This repository provides IaC (Infrastructure as Code) to replicate the environment used to produce the results of the research paper and can serve as a starting point if you're looking to do so. All the necessary resources are created in Amazon Web Services (AWS) cloud infrastructure via Terraform. The Terraform configuration is wrapped into a single module that leverages a number of sub-modules. The root module primarily deploys the OpenCBDC test controller along with numerous supporting resources. You can follow along with the steps of this README in order to deploy the test controller. If you are new to Terraform, when you reach Provision, it is reccomended that you use the pre-created configuration linked there as the entrypoint for your deployment.
This module will deploy the test controller via an AWS ECS task.
The ECS service can be configured to use either EC2 instances or Fargate.
The main function of the test controller is to schedule agent processes across one to three regions for testing Project Hamilton's architectures.
Agents processes are scheduled on AWS EC2 instances and provisioned via EC2 launch templates.
The test controller is configured to provision in the us-east-1
region.
A subset of resources are replicated in the us-east-2
and us-west-2
regions in order to schedule multi regional test runs.
A VPC is provisioned in each of these three regions along with VPC peering connections and VPC endpoints for internal communication between resources.

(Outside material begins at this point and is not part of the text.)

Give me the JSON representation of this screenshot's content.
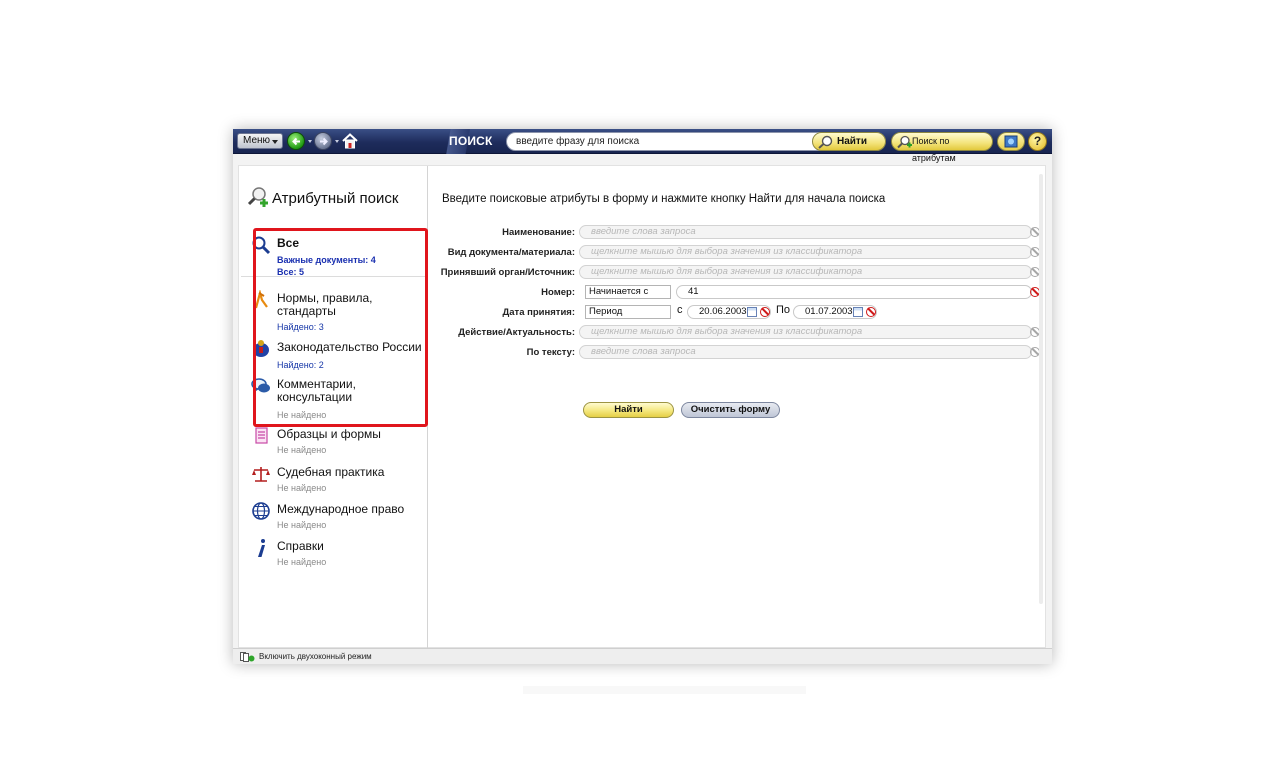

A pipeline is setup via AWS Codepipeline which will clone the test controller's source code, then build/push several services.
These services are a container image for the test controller, a container image used to seed the environment with data for test runs, and the binary used to schedule agents during test runs.

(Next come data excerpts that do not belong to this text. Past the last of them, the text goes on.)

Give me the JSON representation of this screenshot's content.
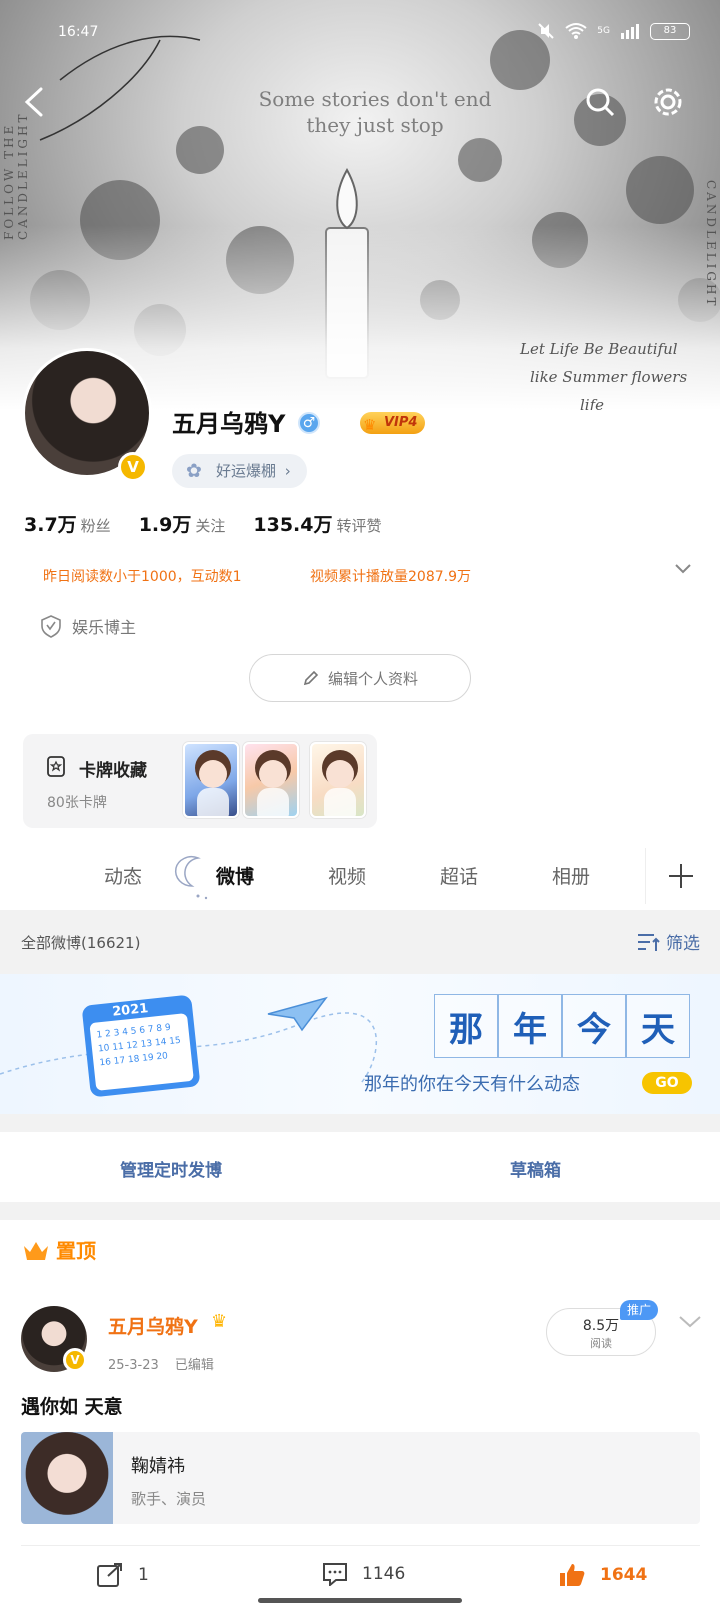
{
  "status_bar": {
    "time": "16:47",
    "battery": "83",
    "network": "5G"
  },
  "banner": {
    "quote_line1": "Some stories don't end",
    "quote_line2": "they just stop",
    "side_left": "FOLLOW THE CANDLELIGHT",
    "side_right": "CANDLELIGHT",
    "script_line1": "Let Life Be Beautiful",
    "script_line2": "like Summer flowers",
    "script_line3": "life"
  },
  "profile": {
    "name": "五月乌鸦Y",
    "vip_label": "VIP4",
    "luck_label": "好运爆棚",
    "stats": [
      {
        "num": "3.7万",
        "label": "粉丝"
      },
      {
        "num": "1.9万",
        "label": "关注"
      },
      {
        "num": "135.4万",
        "label": "转评赞"
      }
    ],
    "info_1": "昨日阅读数小于1000，互动数1",
    "info_2": "视频累计播放量2087.9万",
    "role": "娱乐博主",
    "edit_label": "编辑个人资料"
  },
  "cards": {
    "title": "卡牌收藏",
    "count": "80张卡牌"
  },
  "tabs": [
    {
      "label": "动态"
    },
    {
      "label": "微博"
    },
    {
      "label": "视频"
    },
    {
      "label": "超话"
    },
    {
      "label": "相册"
    }
  ],
  "filter": {
    "all_label": "全部微博(16621)",
    "filter_label": "筛选"
  },
  "memory": {
    "chars": [
      "那",
      "年",
      "今",
      "天"
    ],
    "subtitle": "那年的你在今天有什么动态",
    "go_label": "GO",
    "calendar_year": "2021",
    "calendar_dates": "1 2 3 4 5 6 7 8 9 10 11 12 13 14 15 16 17 18 19 20"
  },
  "actions": {
    "scheduled": "管理定时发博",
    "drafts": "草稿箱"
  },
  "pinned": {
    "label": "置顶"
  },
  "post": {
    "author": "五月乌鸦Y",
    "time": "25-3-23",
    "edited": "已编辑",
    "reads": "8.5万",
    "reads_label": "阅读",
    "promo": "推广",
    "text": "遇你如  天意",
    "card_name": "鞠婧祎",
    "card_desc": "歌手、演员",
    "shares": "1",
    "comments": "1146",
    "likes": "1644"
  },
  "colors": {
    "accent_orange": "#f07214",
    "link_blue": "#4a6da7",
    "vip_gold": "#f5b800"
  }
}
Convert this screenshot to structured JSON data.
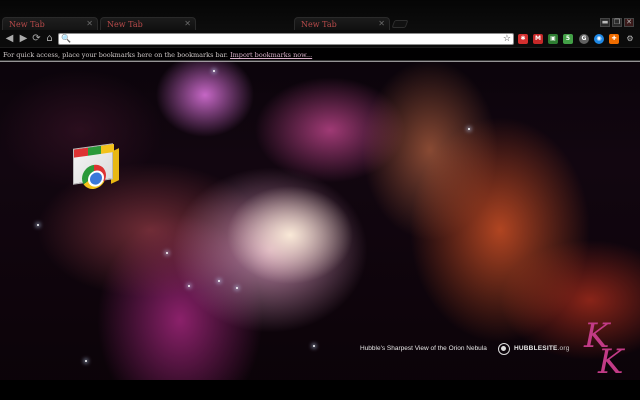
{
  "tabs": [
    {
      "label": "New Tab",
      "active": true
    },
    {
      "label": "New Tab",
      "active": false
    },
    {
      "label": "New Tab",
      "active": false
    }
  ],
  "window_controls": {
    "minimize": "▬",
    "restore": "❐",
    "close": "✕"
  },
  "toolbar": {
    "back": "◀",
    "forward": "▶",
    "reload": "⟳",
    "home": "⌂",
    "omnibox_value": "",
    "bookmark_star": "☆"
  },
  "extensions": [
    {
      "name": "ext-red-icon",
      "color": "#d32f2f",
      "glyph": "✱"
    },
    {
      "name": "ext-gmail-icon",
      "color": "#c62828",
      "glyph": "M"
    },
    {
      "name": "ext-image-icon",
      "color": "#2e7d32",
      "glyph": "▣"
    },
    {
      "name": "ext-feed-icon",
      "color": "#43a047",
      "glyph": "5"
    },
    {
      "name": "ext-google-icon",
      "color": "#616161",
      "glyph": "G"
    },
    {
      "name": "ext-globe-icon",
      "color": "#1e88e5",
      "glyph": "◉"
    },
    {
      "name": "ext-orange-icon",
      "color": "#ef6c00",
      "glyph": "✚"
    },
    {
      "name": "wrench-icon",
      "color": "#0b0b0b",
      "glyph": "🔧"
    }
  ],
  "bookmark_bar": {
    "message": "For quick access, place your bookmarks here on the bookmarks bar.",
    "import_link": "Import bookmarks now..."
  },
  "credit": {
    "caption": "Hubble's Sharpest View of the Orion Nebula",
    "site_name": "HUBBLESITE",
    "site_suffix": ".org"
  },
  "colors": {
    "tab_text": "#b84a4a",
    "monogram": "#c23b86"
  }
}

Both of the container images are pushed to AWS ECR registries, and the agent binary is pushed to an S3 bucket.
Seeding initial outputs is handled via an AWS Batch job that when necessary is scheduled by the test controller before a test run.

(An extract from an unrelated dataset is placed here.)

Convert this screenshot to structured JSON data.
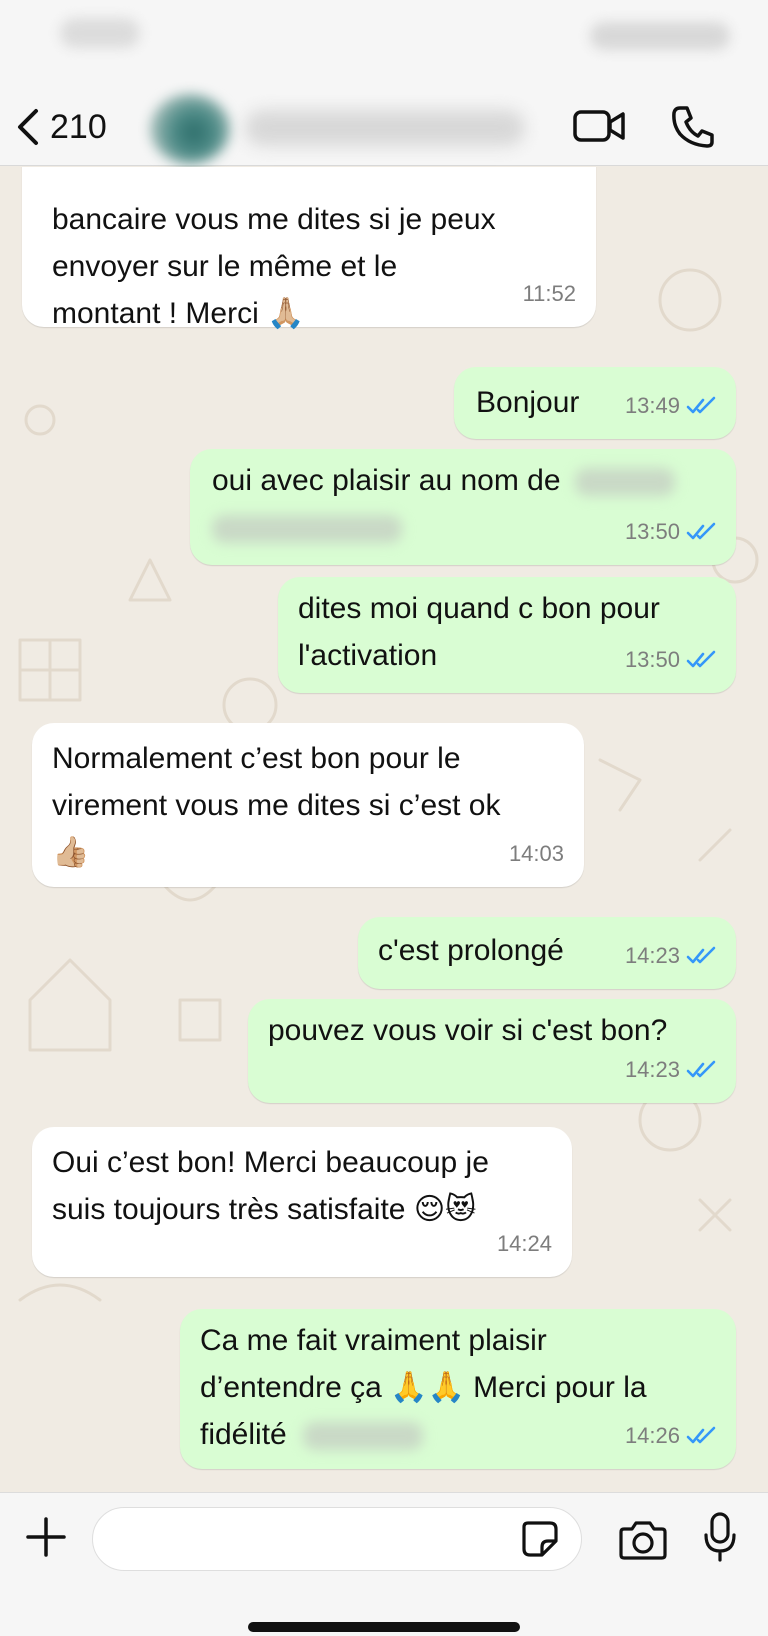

An AWS Batch compute environment, job definition, and job queue are all provisioned by default to support this.
Upon being schdeuled, agents instances pull the agent binary from S3, then execute it to communicate with the test controller and recieve instructions.
This process for the agents is defined in thier EC2 launch template.
Two AWS Network Load balancers are deployed by the module.
One forwards traffic to the test controller's UI, the other supports communication between agents and the test controller.
A bastion host is provided for troubleshooting the environment as well as pulling down raw test data if you wish to gather your own insights.
To access to the bastion host you can either use ssh, which is configured by this module, or you can use AWS Session Manager.
The module requires that you have Terraform installed.
Specifics about versioning are listed here.
Also useful, but not completely necessary is the AWS CLI.
If you have other Terraform projects with different version requirements, you can manage them with tfenv.
This project is pre-configured to pull the proper terraform version via tfenv.
Simply run tfenv install
.
Docker must be installed and running on your local machine.
You won't need to run any Docker commands, just be sure that it's running.
If you're unfamiliar with Docker and curious, you can take a look at their getting started page.
This module requires you provide an ssh public key which will be used to generate an Amazon EC2 key pair.
AWS can use either ED25519 or 2048-bit SSH-2 RSA keys.
There are a number of third party tools that can be used to generate an approrpiate keypair.
One way is via the ssh-keygen
command provided by OpenSSH.
$ ssh-keygen -t RSA -f /path/to/key/file/id_rsa
Installation for OpenSSH will depend on the OS of your machine.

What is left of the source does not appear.